Enfin, votre rapporteur a considéré que le présent projet de loi ne constituait pas un vecteur adéquat pour porter la réforme du Conseil supérieur de la magistrature, qui fait l'objet d'un texte ad hoc 124 ( * ) , adopté en première lecture après modifications par le Sénat le 4 juillet 2013, sur lequel il appartient désormais à l'Assemblée nationale de se prononcer en deuxième lecture 125 ( * ) .

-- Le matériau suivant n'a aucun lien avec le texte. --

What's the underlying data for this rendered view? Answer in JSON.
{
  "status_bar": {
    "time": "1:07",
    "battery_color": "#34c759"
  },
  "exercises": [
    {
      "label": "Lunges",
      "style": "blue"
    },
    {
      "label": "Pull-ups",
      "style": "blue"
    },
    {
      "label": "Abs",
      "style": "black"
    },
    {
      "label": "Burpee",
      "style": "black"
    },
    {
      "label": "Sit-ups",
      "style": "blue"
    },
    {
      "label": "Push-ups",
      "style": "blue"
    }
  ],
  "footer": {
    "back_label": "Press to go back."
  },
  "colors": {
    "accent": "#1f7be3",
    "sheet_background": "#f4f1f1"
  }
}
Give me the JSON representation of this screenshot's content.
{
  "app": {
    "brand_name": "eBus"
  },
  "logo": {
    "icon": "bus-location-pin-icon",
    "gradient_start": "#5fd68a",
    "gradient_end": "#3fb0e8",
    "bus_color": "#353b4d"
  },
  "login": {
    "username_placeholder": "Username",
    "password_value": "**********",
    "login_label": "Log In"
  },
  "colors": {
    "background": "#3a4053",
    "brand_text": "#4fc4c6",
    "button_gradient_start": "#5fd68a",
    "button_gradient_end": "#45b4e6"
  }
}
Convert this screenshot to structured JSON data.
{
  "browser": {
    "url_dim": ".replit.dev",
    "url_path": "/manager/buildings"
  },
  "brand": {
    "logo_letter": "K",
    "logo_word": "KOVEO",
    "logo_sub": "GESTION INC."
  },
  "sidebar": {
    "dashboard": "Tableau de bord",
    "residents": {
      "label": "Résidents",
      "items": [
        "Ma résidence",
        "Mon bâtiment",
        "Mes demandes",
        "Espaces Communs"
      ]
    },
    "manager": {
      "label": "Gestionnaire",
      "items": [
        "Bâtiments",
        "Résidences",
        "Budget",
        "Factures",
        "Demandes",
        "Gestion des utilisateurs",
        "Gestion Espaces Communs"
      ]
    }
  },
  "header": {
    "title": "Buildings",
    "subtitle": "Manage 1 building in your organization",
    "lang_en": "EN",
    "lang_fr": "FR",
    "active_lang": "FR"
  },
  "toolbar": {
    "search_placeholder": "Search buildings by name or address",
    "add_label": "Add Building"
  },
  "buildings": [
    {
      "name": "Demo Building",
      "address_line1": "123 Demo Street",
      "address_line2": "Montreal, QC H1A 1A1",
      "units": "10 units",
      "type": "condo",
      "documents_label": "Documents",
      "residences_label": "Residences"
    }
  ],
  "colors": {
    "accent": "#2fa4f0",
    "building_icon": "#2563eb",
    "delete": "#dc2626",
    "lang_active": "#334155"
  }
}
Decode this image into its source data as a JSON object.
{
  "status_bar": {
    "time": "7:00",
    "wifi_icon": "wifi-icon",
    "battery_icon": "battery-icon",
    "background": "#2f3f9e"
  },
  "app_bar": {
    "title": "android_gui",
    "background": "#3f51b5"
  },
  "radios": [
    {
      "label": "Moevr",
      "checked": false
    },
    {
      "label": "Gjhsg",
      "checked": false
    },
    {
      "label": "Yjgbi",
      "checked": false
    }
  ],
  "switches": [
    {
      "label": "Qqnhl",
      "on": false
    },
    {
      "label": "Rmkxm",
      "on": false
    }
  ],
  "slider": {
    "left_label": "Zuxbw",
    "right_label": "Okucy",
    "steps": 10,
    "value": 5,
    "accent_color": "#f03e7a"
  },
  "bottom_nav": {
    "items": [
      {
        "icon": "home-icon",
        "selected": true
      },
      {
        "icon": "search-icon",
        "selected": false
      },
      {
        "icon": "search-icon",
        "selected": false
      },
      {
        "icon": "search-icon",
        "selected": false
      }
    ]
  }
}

S'agissant des propositions de modification aux articles 1 er et 1 er bis du projet de loi constitutionnelle de protection de la Nation, les amendements adoptés par votre commission ont principalement pour objet de :

- supprimer la possibilité de recourir à l'état d'urgence en cas d'événements présentant, par leur nature et leur gravité, le caractère de calamité publique ;

- prévoir que les mesures prises au titre de l'état d'urgence sont strictement adaptées, nécessaires et proportionnées ;

- rappeler que l'état d'urgence ne saurait déroger à la compétence que l'autorité judiciaire tient de l'article 66 pour la protection de la liberté individuelle ;

- préciser que, pendant la durée de l'état d'urgence, une proposition de loi ou de résolution ou un débat relatifs à l'état d'urgence sont inscrits par priorité à l'ordre du jour à l'initiative de la conférence des présidents de chaque assemblée pendant la session ordinaire ou une session extraordinaire ou, le cas échéant, pendant une réunion de plein droit du Parlement ;

- supprimer le renvoi aux règlements des assemblées parlementaires en matière d'organisation du contrôle de l'état d'urgence ;

- ramener de quatre à trois mois la durée maximale de prorogation législative de l'état d'urgence ;

- conférer un caractère organique à la loi fixant les modalités d'application de l'état d'urgence.


* 124 Projet de loi constitutionnelle portant réforme du Conseil supérieur de la magistrature.

* 125 Lors de son audition avec le Premier ministre sur le présent projet de loi constitutionnelle, le garde des sceaux a au surplus indiqué à votre commission que cette deuxième lecture serait inscrite à l'ordre du jour de l'Assemblée nationale le 6 avril prochain.